Ce n’est pas leur maison, ce n’est plus leur maison. Ton épouse, elle dit comme ça : « Quand la grande aiguille sera sur le douze et la petite sur le quatre, si les bagages ne sont pas faits et si tout n’est pas bouclé, vous ne reverrez plus jamais rien. »
Misty Marie, son verre de vin contient au moins encore deux gorgées. Et de le voir posé là sur la table de la salle à manger, il ressemble à la réponse. Il ressemble au bonheur, à la paix, au confort. Exactement à l’image de Waytansea Island jadis.
Debout contre l’intérieur de la porte, Grâce sourit et répond : « Aucun Wilmot ne quitte cette maison pour toujours. » Elle ajoute : « Et parmi ceux qui viennent ici, personne de l’extérieur ne reste bien longtemps. »
Tabbi se tourne vers Grâce et demande : « Mamie, quand est-ce qu’on revient ? »
Et sa grand-mère répond : « Dans trois mois », en lui tapotant la tête. Ta vieille mère inutile retourne alimenter l’aspirateur en peluches et en moutons.
Tabbi s’apprête à ouvrir la porte d’entrée pour emporter sa valise jusqu’à la voiture. Ce tas de boue et de rouille qui pue la pisse de son père.
Ta pisse.
Et ton épouse lui demande : « Qu’est-ce que ta grand-mère vient de te dire ? »

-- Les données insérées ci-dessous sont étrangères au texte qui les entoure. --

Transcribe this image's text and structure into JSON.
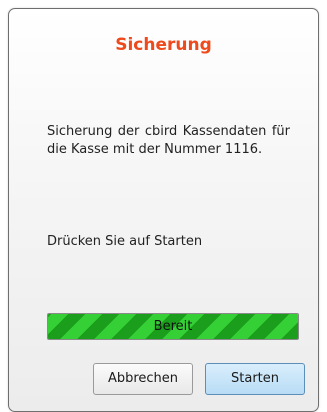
{
  "dialog": {
    "title": "Sicherung",
    "message": "Sicherung der cbird Kassendaten für die Kasse mit der Nummer 1116.",
    "hint": "Drücken Sie auf Starten",
    "progress": {
      "label": "Bereit",
      "value_percent": 100
    },
    "buttons": {
      "cancel_label": "Abbrechen",
      "start_label": "Starten"
    }
  },
  "colors": {
    "title": "#ef4a1c",
    "progress_stripe_dark": "#1b9e1b",
    "progress_stripe_light": "#35d035",
    "start_button": "#b8dcf5"
  }
}
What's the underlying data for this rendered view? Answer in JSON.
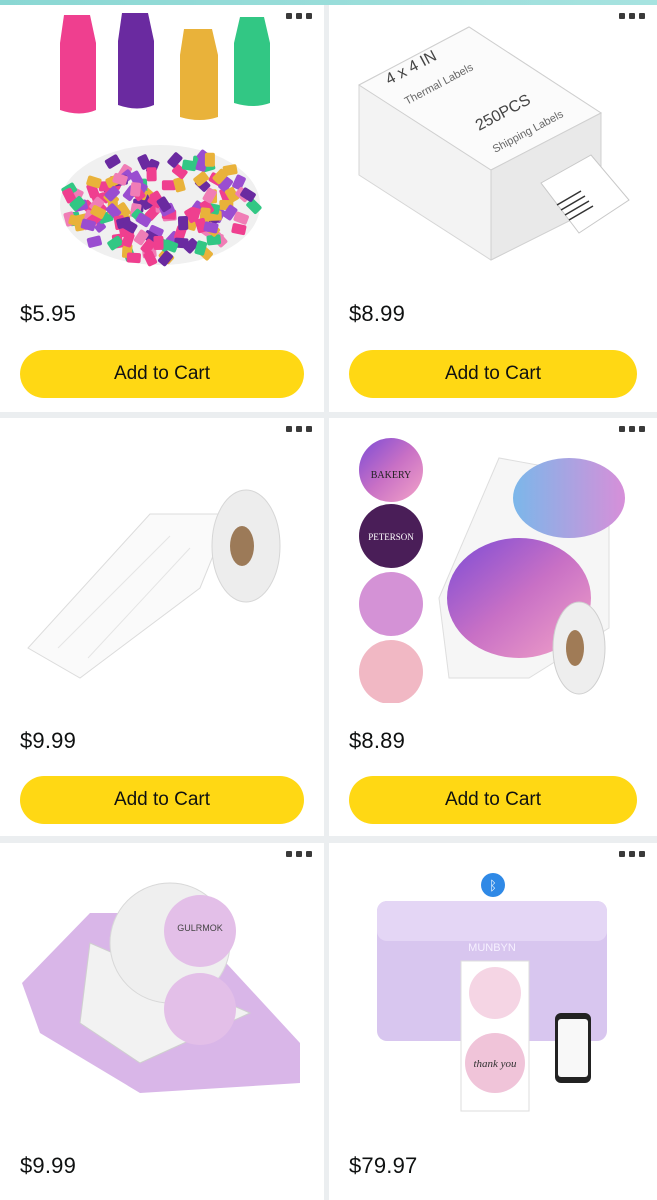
{
  "colors": {
    "button_bg": "#ffd814",
    "page_bg": "#ebeef0",
    "card_bg": "#ffffff",
    "top_accent": "#8ad7d3"
  },
  "products": [
    {
      "image": "eraser-caps",
      "image_text": {},
      "price": "$5.95",
      "button": "Add to Cart",
      "more_icon": "more-options-icon"
    },
    {
      "image": "thermal-label-stack",
      "image_text": {
        "line1": "4 x 4 IN",
        "line2": "Thermal Labels",
        "line3": "250PCS",
        "line4": "Shipping Labels"
      },
      "price": "$8.99",
      "button": "Add to Cart",
      "more_icon": "more-options-icon"
    },
    {
      "image": "white-label-roll",
      "image_text": {},
      "price": "$9.99",
      "button": "Add to Cart",
      "more_icon": "more-options-icon"
    },
    {
      "image": "glitter-circle-sticker-roll",
      "image_text": {
        "s1": "BAKERY",
        "s2": "PETERSON"
      },
      "price": "$8.89",
      "button": "Add to Cart",
      "more_icon": "more-options-icon"
    },
    {
      "image": "purple-label-holder",
      "image_text": {
        "brand": "GULRMOK"
      },
      "price": "$9.99",
      "more_icon": "more-options-icon"
    },
    {
      "image": "purple-label-printer",
      "image_text": {
        "brand": "MUNBYN",
        "label": "thank you"
      },
      "price": "$79.97",
      "more_icon": "more-options-icon"
    }
  ]
}
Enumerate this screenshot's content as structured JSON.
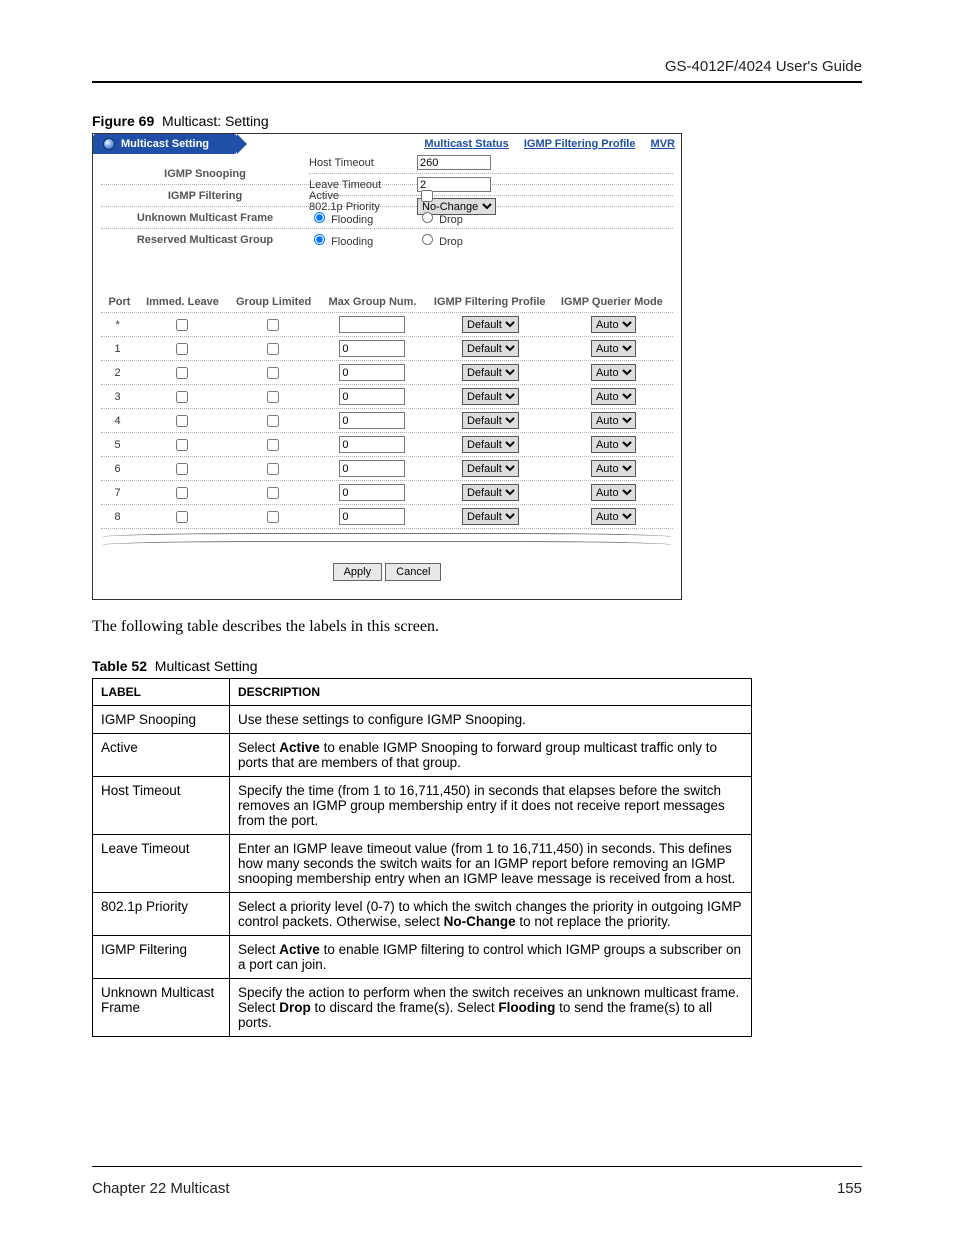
{
  "header": {
    "guide_title": "GS-4012F/4024 User's Guide"
  },
  "figure": {
    "prefix": "Figure 69",
    "caption": "Multicast: Setting"
  },
  "app": {
    "tab_title": "Multicast Setting",
    "links": {
      "status": "Multicast Status",
      "profile": "IGMP Filtering Profile",
      "mvr": "MVR"
    },
    "rows": {
      "igmp_snooping": "IGMP Snooping",
      "active": "Active",
      "host_timeout": "Host Timeout",
      "host_timeout_val": "260",
      "leave_timeout": "Leave Timeout",
      "leave_timeout_val": "2",
      "priority": "802.1p Priority",
      "priority_val": "No-Change",
      "igmp_filtering": "IGMP Filtering",
      "umf": "Unknown Multicast Frame",
      "rmg": "Reserved Multicast Group",
      "flooding": "Flooding",
      "drop": "Drop"
    },
    "port_head": {
      "port": "Port",
      "il": "Immed. Leave",
      "gl": "Group Limited",
      "mg": "Max Group Num.",
      "fp": "IGMP Filtering Profile",
      "qm": "IGMP Querier Mode"
    },
    "ports": [
      {
        "port": "*",
        "mg": "",
        "fp": "Default",
        "qm": "Auto"
      },
      {
        "port": "1",
        "mg": "0",
        "fp": "Default",
        "qm": "Auto"
      },
      {
        "port": "2",
        "mg": "0",
        "fp": "Default",
        "qm": "Auto"
      },
      {
        "port": "3",
        "mg": "0",
        "fp": "Default",
        "qm": "Auto"
      },
      {
        "port": "4",
        "mg": "0",
        "fp": "Default",
        "qm": "Auto"
      },
      {
        "port": "5",
        "mg": "0",
        "fp": "Default",
        "qm": "Auto"
      },
      {
        "port": "6",
        "mg": "0",
        "fp": "Default",
        "qm": "Auto"
      },
      {
        "port": "7",
        "mg": "0",
        "fp": "Default",
        "qm": "Auto"
      },
      {
        "port": "8",
        "mg": "0",
        "fp": "Default",
        "qm": "Auto"
      }
    ],
    "buttons": {
      "apply": "Apply",
      "cancel": "Cancel"
    }
  },
  "intro": "The following table describes the labels in this screen.",
  "table": {
    "prefix": "Table 52",
    "caption": "Multicast Setting",
    "head": {
      "label": "LABEL",
      "desc": "DESCRIPTION"
    },
    "rows": [
      {
        "label": "IGMP Snooping",
        "parts": [
          "Use these settings to configure IGMP Snooping."
        ]
      },
      {
        "label": "Active",
        "parts": [
          "Select ",
          "<b>Active</b>",
          " to enable IGMP Snooping to forward group multicast traffic only to ports that are members of that group."
        ]
      },
      {
        "label": "Host Timeout",
        "parts": [
          "Specify the time (from 1 to 16,711,450) in seconds that elapses before the switch removes an IGMP group membership entry if it does not receive report messages from the port."
        ]
      },
      {
        "label": "Leave Timeout",
        "parts": [
          "Enter an IGMP leave timeout value (from 1 to 16,711,450) in seconds. This defines how many seconds the switch waits for an IGMP report before removing an IGMP snooping membership entry when an IGMP leave message is received from a host."
        ]
      },
      {
        "label": "802.1p Priority",
        "parts": [
          "Select a priority level (0-7) to which the switch changes the priority in outgoing IGMP control packets. Otherwise, select ",
          "<b>No-Change</b>",
          " to not replace the priority."
        ]
      },
      {
        "label": "IGMP Filtering",
        "parts": [
          "Select ",
          "<b>Active</b>",
          " to enable IGMP filtering to control which IGMP groups a subscriber on a port can join."
        ]
      },
      {
        "label": "Unknown Multicast Frame",
        "parts": [
          "Specify the action to perform when the switch receives an unknown multicast frame. Select ",
          "<b>Drop</b>",
          " to discard the frame(s). Select ",
          "<b>Flooding</b>",
          " to send the frame(s) to all ports."
        ]
      }
    ]
  },
  "footer": {
    "chapter": "Chapter 22 Multicast",
    "page": "155"
  }
}
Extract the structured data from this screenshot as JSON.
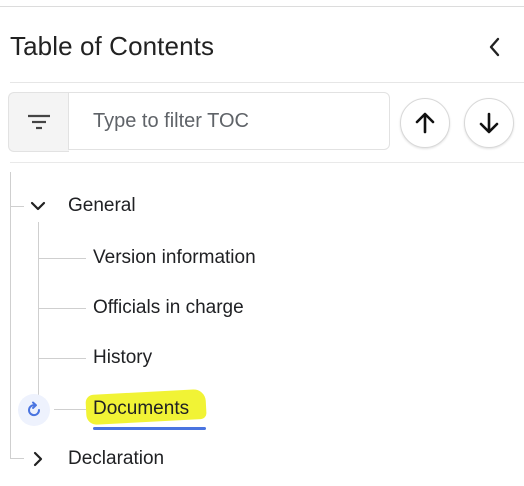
{
  "header": {
    "title": "Table of Contents"
  },
  "filter": {
    "placeholder": "Type to filter TOC"
  },
  "icons": {
    "collapse": "chevron-left-icon",
    "filter": "filter-lines-icon",
    "up": "arrow-up-icon",
    "down": "arrow-down-icon",
    "expanded": "chevron-down-icon",
    "collapsed": "chevron-right-icon",
    "reload": "refresh-icon"
  },
  "colors": {
    "highlight": "#f0f22a",
    "active_underline": "#4a74e0",
    "reload_icon": "#4a74e0"
  },
  "toc": {
    "general": {
      "label": "General",
      "children": [
        "Version information",
        "Officials in charge",
        "History",
        "Documents"
      ]
    },
    "declaration": {
      "label": "Declaration"
    }
  }
}
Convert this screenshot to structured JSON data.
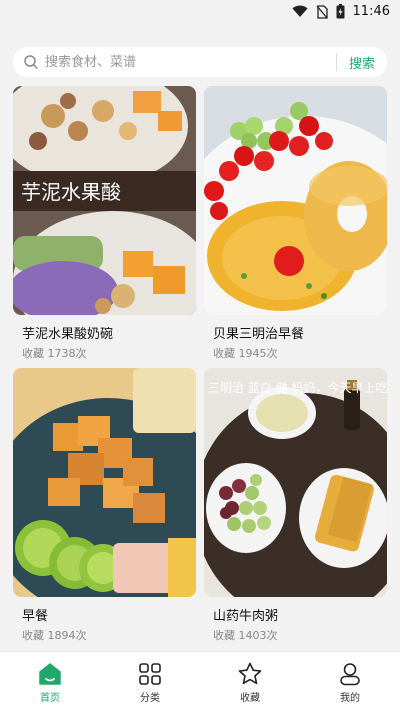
{
  "status_bar": {
    "time": "11:46",
    "icons": [
      "wifi-icon",
      "no-sim-icon",
      "battery-icon"
    ]
  },
  "search": {
    "placeholder": "搜索食材、菜谱",
    "button_label": "搜索"
  },
  "colors": {
    "accent": "#22a86a",
    "background": "#f2f2f2"
  },
  "recipes": [
    {
      "title": "芋泥水果酸奶碗",
      "stat": "收藏 1738次",
      "image_text": "芋泥水果酸"
    },
    {
      "title": "贝果三明治早餐",
      "stat": "收藏 1945次"
    },
    {
      "title": "早餐",
      "stat": "收藏 1894次"
    },
    {
      "title": "山药牛肉粥",
      "stat": "收藏 1403次",
      "image_text": "三明治 蓝白 健 妈妈，今天早上吃的"
    }
  ],
  "tabbar": [
    {
      "label": "首页",
      "icon": "home-icon",
      "active": true
    },
    {
      "label": "分类",
      "icon": "grid-icon",
      "active": false
    },
    {
      "label": "收藏",
      "icon": "star-icon",
      "active": false
    },
    {
      "label": "我的",
      "icon": "user-icon",
      "active": false
    }
  ]
}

Et Tabbi se retourne. Elle roule les yeux au ciel et dit : « Seigneur ! Du calme, M’man ! Elle a juste dit que tu étais jolie ce matin. »
Tabbi ment. Ton épouse n’est pas stupide. Par les temps qui courent, elle sait exactement de quoi elle a l’air.
Ce qu’on ne comprend pas, on peut lui faire dire n’importe quoi.
Alors, à nouveau seule, Mme Misty Marie Wilmot, quand il n’y a plus personne pour la voir, ton épouse, se redresse sur la pointe des pieds et étire les lèvres vers le dos de la porte. Ses doigts écartés en appui sur les années et les ancêtres. La boîte de peintures mortes à ses pieds, elle embrasse l’emplacement sale sous ton nom, là où elle se souvient que se trouveraient tes lèvres.